La présidente lui fait remarquer qu’il avait largement anticipé. Il répond “à partir du moment où on avait une recommandation d’AIRBUS et où on avait la gravité [il n’y avait pas à repousser]”. Elle revient ensuite sur la note de 14 pages diffusée le 1er décembre 2008 par M. HOUANG OSV d’Air Caraïbes “[particulièrement] étayée”, ce à quoi il répond qu’ils ont voulu faire une note en deux parties : opération/procédure d’un côté et culture générale de l’autre. À la question de Maître PETIT, avocat d’ALTER, sur la fréquence de ses déplacements pour être présent à l’arrivée d’un avion, il répond “lorsqu’un avion rentrait avec un problème de moteur, il m’arrivait souvent d’aller sur le terrain.
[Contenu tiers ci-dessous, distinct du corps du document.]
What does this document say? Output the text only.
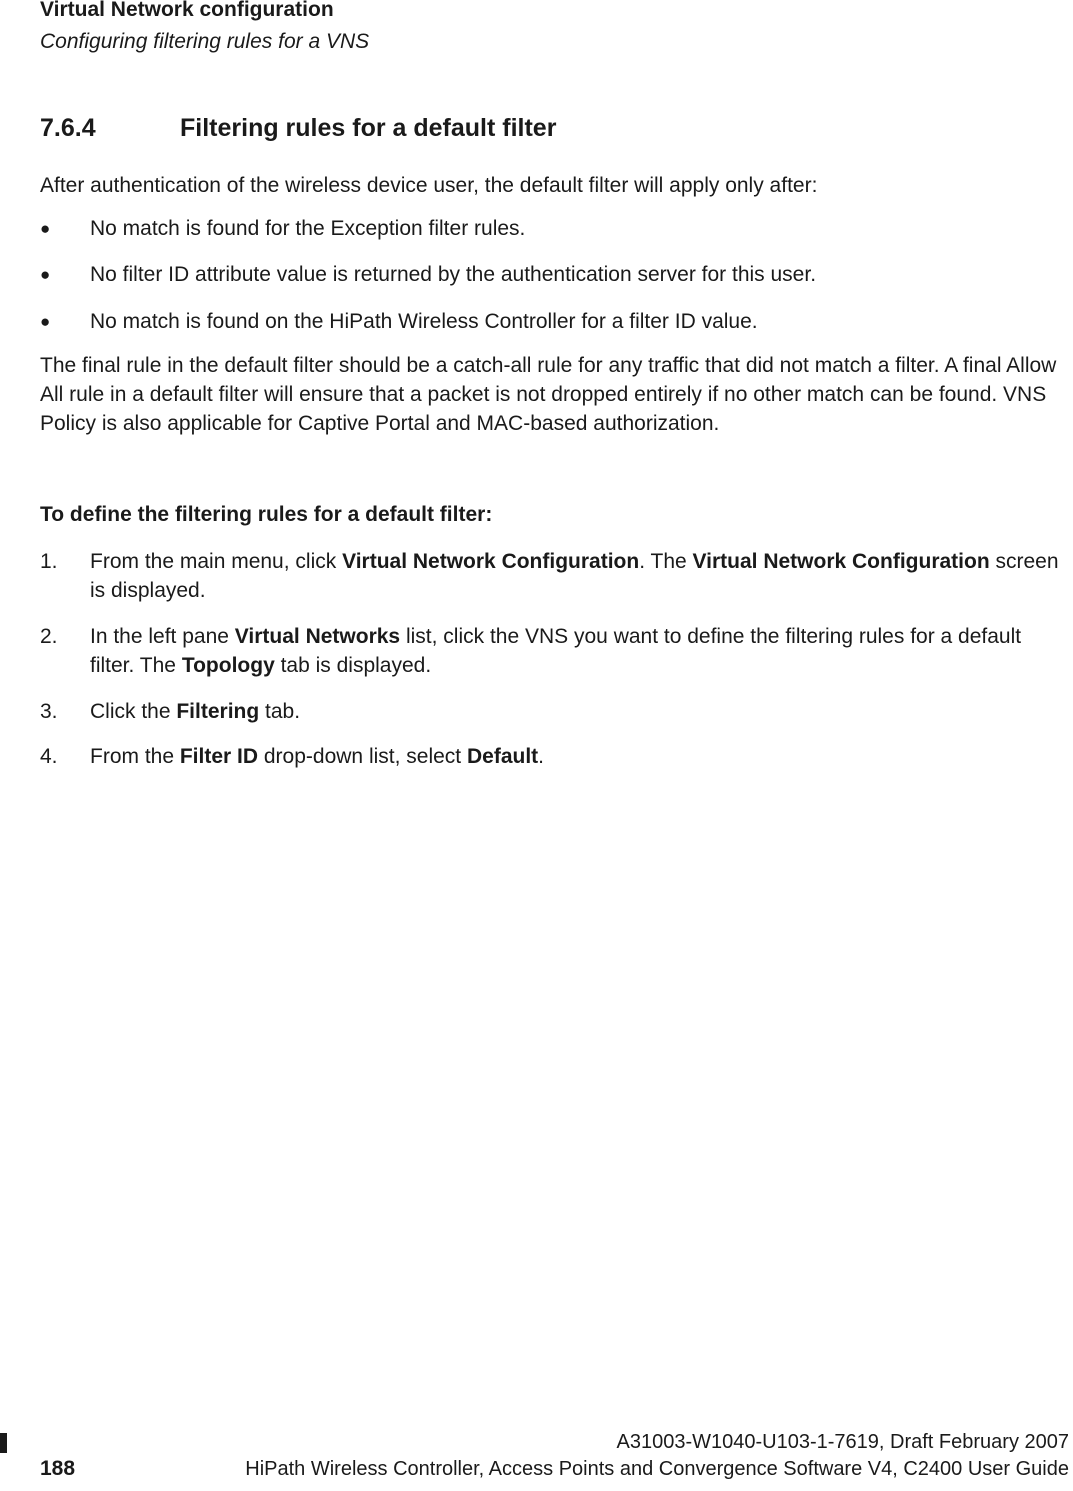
Virtual Network configuration
Configuring filtering rules for a VNS
7.6.4	Filtering rules for a default filter
After authentication of the wireless device user, the default filter will apply only after:
● No match is found for the Exception filter rules.
● No filter ID attribute value is returned by the authentication server for this user.
● No match is found on the HiPath Wireless Controller for a filter ID value.
The final rule in the default filter should be a catch-all rule for any traffic that did not match a filter. A final Allow All rule in a default filter will ensure that a packet is not dropped entirely if no other match can be found. VNS Policy is also applicable for Captive Portal and MAC-based authorization.
To define the filtering rules for a default filter:
1. From the main menu, click Virtual Network Configuration. The Virtual Network Configuration screen is displayed.
2. In the left pane Virtual Networks list, click the VNS you want to define the filtering rules for a default filter. The Topology tab is displayed.
3. Click the Filtering tab.
4. From the Filter ID drop-down list, select Default.
A31003-W1040-U103-1-7619, Draft February 2007
188	HiPath Wireless Controller, Access Points and Convergence Software V4, C2400 User Guide
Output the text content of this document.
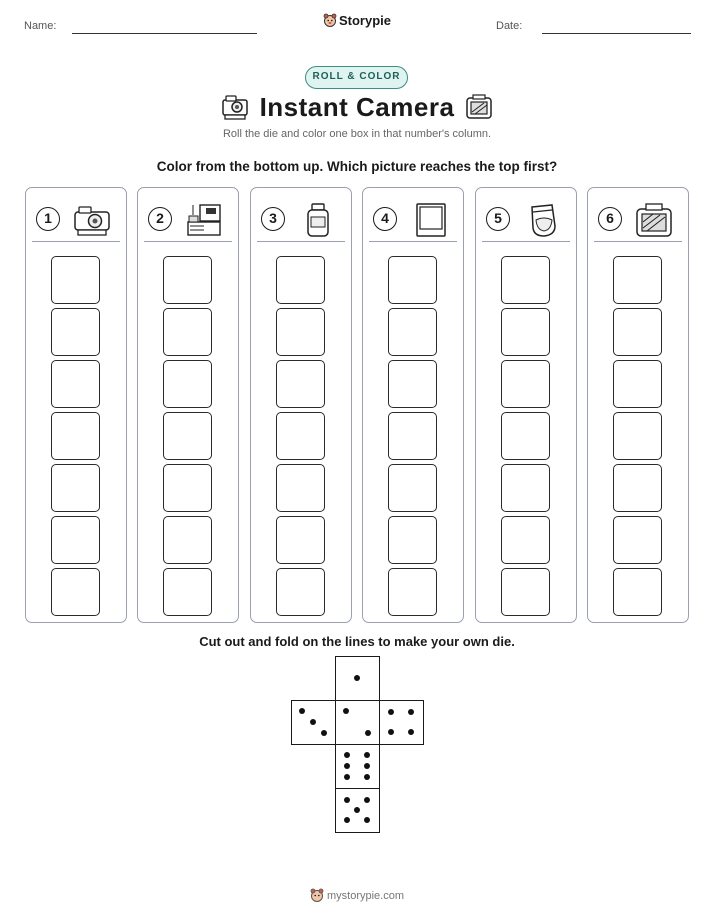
Name:	Storypie	Date:
ROLL & COLOR
Instant Camera
Roll the die and color one box in that number's column.
Color from the bottom up. Which picture reaches the top first?
1	2	3	4	5	6
Cut out and fold on the lines to make your own die.
mystorypie.com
Concernant le problème des pitots, cela a été de loin l’incident le plus grave”.
Yann SIRVEN
M. SIRVEN débute sa carrière comme pilote agricole en Afrique. Il vole ensuite sur de nombreuses machines, notamment de type Boeing, avant de passer à l’A340 chez AOM puis l’A330 chez Air Caraïbes où il a été recruté pour être instructeur. Il est familier des pertes d’informations de vitesses : la 1ère sur Corvette, puis sur B737 et B767. Lors de chaque événement, il était de jour (“cela change la donne”).
Il décrit son évènement : “perte du PA, perte de l’ATHR, perte des protections des commandes avec un taux de roulis 2 fois supérieur. Cela demande un effort de pilotage. Alarmes répétitives ECAM, du master caution, du master warning et audio comme le STALL. Là, j’ai repris immédiatement les commandes. J’avais un stagiaire CDB en place gauche. Et on s’est retrouvé dans une atmosphère perturbée et bruyante. Les difficultés que l’on peut rencontrer dans ce cas de figure, c’est la perte de confiance dans les instruments que vous utilisez tous les jours et [il faut] passer par des instruments plus basiques, plus simples. Encore faut-il connaître l’assiette à afficher [dans son événement une sonde d’incidence était bloquée]. [L’horizon artificiel] de secours est très petit, surtout de la place droite. [..] L’effet de sidération que mon stagiaire a eu sous l’effet d’un stress énorme l’a certainement déstabilisé. Il était dans le tunnel. Je lui ai dit “regarde-moi, j’ai le sourire, on vole”. [..] La panne des vitesses n’est pas une simple panne technique parce qu’elle modifie complètement la gestion du vol. Elle peut amener l’équipage en instabilité et en vulnérabilité”.
Il précise qu’en loi alternate, le roulis devient “touchy” dès que l’on dépasse 20° et qu’il apprenait aux pilotes à rester en deçà.
La présidente le questionne sur l’alarme STALL qu’il n’a pas suivie. Il répond que c’était une fausse alarme, car son couple assiette/poussée était bon. Il rajoute que lors du débriefing avec AIRBUS, les ingénieurs lui diront que c’était une vraie alarme. Ce qu’il réfutera. Un ingénieur d’AIRBUS finit par reconnaître que la sonde d’incidence s’était bloquée, du fait de son gel, à 5°.
L’avocate générale le questionne sur sa perception de la gravité de la perte des informations de vitesse, alors qu’il avait déjà rencontré cette situation. Il répond : “Si j’avais eu un autre copilote, je n’aurais sans doute fait qu’un ASR. Sa réaction m’a poussé à prévenir les autres pilotes.”